Dropping in a couple of lume shots of the fully lumed cream dialed DC57. There aren't many options for a chronograph you can use in the dark.


----------



## watchman67 (Apr 1, 2009)

Nice watch but I need to have a bezel, make mine DC 66.


----------



## earlofsodbury (Dec 4, 2019)

yycgee said:


> There is one flaw I can't quite understand. The separation of the Damasko logo and the day date window. It's almost like they only have one way to do the logo


I own a DC57, and subjectively I feel the layout balances-out the dial very well.

Objectively, the date wheels are fixed sizes, so if you positioned them in-line with the *3*, they would impinge upon the printed number itself - meaning it would need to be incomplete, smaller or omitted - and that really would look poor. FWIW, I think Damasko made the right design choice.

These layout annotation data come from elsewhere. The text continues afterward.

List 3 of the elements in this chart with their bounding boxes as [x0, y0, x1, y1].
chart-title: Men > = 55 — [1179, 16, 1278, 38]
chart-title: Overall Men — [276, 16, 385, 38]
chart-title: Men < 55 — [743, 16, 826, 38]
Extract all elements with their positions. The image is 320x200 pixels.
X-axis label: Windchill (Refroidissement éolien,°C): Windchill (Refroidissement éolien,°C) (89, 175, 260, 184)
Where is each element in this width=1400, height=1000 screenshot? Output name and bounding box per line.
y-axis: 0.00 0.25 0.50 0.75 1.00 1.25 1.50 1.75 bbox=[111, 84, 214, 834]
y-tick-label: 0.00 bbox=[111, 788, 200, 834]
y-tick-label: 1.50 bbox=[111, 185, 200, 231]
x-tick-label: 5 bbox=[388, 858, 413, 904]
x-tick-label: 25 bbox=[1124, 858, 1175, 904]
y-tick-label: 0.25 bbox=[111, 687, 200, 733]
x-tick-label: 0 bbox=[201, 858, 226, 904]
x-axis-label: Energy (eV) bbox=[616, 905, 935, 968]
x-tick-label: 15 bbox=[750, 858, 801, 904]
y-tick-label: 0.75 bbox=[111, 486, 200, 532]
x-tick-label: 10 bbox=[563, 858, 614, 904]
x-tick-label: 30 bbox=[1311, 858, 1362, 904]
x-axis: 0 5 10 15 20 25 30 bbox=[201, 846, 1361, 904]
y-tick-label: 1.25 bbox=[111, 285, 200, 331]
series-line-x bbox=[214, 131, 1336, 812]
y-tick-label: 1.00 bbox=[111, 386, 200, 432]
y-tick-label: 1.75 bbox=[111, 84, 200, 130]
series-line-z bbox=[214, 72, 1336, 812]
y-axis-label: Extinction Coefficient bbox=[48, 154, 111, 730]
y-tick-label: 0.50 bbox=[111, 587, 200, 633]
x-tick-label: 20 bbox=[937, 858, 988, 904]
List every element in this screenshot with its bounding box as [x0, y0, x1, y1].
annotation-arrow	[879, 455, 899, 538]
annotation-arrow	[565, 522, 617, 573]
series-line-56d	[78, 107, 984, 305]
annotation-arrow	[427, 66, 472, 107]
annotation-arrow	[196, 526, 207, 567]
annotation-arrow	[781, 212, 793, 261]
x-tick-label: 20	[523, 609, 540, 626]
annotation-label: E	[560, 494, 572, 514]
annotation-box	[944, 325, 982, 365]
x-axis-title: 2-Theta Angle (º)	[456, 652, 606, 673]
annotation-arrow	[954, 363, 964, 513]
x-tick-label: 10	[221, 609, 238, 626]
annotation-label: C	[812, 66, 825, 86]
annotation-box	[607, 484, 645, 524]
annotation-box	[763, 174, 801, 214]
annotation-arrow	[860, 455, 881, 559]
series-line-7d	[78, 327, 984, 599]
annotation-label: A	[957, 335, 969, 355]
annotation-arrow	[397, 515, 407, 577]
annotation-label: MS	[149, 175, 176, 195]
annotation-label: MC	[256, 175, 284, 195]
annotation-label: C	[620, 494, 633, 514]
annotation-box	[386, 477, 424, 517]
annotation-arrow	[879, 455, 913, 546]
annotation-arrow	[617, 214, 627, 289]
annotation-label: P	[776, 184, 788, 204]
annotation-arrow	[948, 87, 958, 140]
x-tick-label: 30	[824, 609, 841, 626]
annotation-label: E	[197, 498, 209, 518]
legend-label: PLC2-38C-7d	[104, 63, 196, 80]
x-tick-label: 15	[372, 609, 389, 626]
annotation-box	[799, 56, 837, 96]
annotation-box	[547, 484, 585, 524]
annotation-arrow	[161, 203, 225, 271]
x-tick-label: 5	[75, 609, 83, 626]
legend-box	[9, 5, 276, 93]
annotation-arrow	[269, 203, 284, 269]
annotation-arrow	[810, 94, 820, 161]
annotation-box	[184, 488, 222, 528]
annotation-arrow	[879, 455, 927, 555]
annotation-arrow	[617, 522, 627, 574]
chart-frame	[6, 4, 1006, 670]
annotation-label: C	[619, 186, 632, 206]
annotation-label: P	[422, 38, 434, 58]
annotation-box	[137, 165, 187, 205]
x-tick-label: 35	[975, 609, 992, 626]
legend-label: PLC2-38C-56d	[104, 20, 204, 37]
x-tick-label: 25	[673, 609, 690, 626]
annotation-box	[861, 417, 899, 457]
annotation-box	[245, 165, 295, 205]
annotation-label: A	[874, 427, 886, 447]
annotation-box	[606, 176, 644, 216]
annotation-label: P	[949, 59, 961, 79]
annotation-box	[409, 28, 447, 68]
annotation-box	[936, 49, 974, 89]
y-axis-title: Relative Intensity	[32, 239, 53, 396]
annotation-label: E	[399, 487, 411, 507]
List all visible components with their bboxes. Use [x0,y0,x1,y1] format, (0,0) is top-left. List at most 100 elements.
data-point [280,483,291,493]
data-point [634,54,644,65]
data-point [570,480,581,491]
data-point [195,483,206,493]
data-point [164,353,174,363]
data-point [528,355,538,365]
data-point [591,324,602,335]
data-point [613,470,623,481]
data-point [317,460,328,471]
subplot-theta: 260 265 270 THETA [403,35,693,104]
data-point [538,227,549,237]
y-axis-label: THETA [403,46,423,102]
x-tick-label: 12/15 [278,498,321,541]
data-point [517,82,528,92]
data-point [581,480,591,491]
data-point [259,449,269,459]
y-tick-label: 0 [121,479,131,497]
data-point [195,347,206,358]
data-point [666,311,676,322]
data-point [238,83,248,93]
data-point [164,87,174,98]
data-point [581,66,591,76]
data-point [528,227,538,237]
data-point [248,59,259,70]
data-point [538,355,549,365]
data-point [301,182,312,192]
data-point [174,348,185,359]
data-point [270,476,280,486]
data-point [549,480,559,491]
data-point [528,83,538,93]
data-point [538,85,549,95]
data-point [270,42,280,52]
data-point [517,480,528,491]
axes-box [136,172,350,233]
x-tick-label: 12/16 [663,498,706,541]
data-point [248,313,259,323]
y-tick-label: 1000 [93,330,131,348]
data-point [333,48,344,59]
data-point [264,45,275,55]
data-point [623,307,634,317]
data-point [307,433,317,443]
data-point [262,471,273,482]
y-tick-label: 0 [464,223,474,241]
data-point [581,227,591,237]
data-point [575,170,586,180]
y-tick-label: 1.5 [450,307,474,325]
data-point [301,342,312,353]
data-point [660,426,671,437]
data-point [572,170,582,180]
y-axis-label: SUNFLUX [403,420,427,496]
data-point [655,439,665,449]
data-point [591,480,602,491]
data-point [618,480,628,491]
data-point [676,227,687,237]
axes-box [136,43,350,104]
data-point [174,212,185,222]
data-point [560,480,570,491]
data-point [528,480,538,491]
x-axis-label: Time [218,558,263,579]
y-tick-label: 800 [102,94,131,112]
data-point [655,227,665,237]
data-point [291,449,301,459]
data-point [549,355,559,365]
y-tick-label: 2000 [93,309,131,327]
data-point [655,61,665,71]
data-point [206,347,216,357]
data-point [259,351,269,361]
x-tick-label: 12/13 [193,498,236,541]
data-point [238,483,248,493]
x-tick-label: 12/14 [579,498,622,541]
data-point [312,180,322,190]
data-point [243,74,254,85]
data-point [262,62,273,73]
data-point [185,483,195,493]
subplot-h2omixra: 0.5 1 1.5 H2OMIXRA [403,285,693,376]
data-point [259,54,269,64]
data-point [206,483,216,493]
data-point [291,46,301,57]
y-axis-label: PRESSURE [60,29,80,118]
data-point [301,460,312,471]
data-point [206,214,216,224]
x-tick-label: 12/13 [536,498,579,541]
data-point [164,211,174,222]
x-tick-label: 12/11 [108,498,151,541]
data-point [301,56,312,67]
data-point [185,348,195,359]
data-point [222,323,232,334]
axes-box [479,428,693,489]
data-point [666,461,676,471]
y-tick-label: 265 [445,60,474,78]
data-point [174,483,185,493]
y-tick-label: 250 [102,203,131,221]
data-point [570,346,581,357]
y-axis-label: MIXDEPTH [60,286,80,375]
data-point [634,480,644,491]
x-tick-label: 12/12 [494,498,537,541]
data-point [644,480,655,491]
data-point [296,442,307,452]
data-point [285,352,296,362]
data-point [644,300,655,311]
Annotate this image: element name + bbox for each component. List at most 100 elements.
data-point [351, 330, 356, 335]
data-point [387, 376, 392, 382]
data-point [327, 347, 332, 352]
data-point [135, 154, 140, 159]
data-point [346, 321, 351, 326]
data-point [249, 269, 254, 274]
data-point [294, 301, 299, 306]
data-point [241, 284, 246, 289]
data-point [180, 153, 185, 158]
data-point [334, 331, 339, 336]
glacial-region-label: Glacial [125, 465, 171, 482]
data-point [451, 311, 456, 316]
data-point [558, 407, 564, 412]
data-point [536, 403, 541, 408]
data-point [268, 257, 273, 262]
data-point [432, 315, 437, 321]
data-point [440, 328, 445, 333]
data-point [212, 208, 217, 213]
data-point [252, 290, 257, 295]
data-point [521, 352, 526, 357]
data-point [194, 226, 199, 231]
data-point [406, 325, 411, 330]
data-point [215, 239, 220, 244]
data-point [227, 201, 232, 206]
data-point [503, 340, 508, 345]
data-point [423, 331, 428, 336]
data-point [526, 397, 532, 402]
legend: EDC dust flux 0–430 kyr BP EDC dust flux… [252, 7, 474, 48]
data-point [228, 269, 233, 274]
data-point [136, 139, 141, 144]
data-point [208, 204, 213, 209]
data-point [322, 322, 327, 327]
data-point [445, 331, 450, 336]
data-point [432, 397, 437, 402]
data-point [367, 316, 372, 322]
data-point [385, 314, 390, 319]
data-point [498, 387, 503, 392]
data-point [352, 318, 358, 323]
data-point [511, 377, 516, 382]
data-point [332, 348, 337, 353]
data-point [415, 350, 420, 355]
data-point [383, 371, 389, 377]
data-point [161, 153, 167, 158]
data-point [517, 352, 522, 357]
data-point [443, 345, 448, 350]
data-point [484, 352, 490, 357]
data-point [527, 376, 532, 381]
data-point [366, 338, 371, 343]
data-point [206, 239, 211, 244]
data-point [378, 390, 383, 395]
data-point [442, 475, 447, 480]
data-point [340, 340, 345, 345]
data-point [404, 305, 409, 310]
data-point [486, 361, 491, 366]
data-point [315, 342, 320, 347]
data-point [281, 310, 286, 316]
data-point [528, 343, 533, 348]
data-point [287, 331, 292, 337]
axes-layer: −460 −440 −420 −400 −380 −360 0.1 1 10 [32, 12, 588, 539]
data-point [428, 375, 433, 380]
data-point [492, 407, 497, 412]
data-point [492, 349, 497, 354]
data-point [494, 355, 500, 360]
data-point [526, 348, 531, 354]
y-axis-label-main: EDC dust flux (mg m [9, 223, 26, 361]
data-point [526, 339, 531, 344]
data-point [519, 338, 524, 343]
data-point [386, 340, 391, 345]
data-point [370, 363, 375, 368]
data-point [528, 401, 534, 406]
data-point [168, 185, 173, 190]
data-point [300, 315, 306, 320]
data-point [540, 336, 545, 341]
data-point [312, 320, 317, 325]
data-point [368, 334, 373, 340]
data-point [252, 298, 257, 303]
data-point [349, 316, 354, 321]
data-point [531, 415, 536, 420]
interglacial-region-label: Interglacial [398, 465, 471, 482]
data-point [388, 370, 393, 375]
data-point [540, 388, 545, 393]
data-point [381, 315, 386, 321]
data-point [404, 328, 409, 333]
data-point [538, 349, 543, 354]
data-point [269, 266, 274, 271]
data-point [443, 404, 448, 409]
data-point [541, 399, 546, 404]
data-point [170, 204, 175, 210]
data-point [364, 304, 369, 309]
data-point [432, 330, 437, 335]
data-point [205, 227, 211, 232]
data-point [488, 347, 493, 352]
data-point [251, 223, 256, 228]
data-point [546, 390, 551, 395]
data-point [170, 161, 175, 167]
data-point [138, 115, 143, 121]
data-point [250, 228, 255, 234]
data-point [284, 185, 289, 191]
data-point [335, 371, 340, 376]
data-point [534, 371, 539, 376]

I'm just back from 2 week holiday in the rain-lashed UK where my 8 year old DC57 has been my daily wearer in all conditions outdoors, naturally it never missed a beat:


----------



## yycgee (Aug 24, 2019)

Good point on the date window design choice. But you’d think because of that they would have just lowered the logo up against the date window a little more. Should be able to print that anywhere so I struggle to buy that they are stuck to it from their DA dials or others where the cross hairs occupy that empty space. 

Great pick btw!


Sent from my iPhone using Tapatalk


----------



## earlofsodbury (Dec 4, 2019)

I guess at the end-of-the-day this comes down to personal preference. I can see why they did it, it sits evenly in the context of all that surrounds it, and it just plain doesn't bother my eye - especially in-the-metal, close-up photographs tend to exaggerate characteristics unflatteringly. Hopefully familiarity will blind you to it so you can enjoy the watch 100%! 

And thanks, a rare decent photo; my Pic-Fu skills are weak...


----------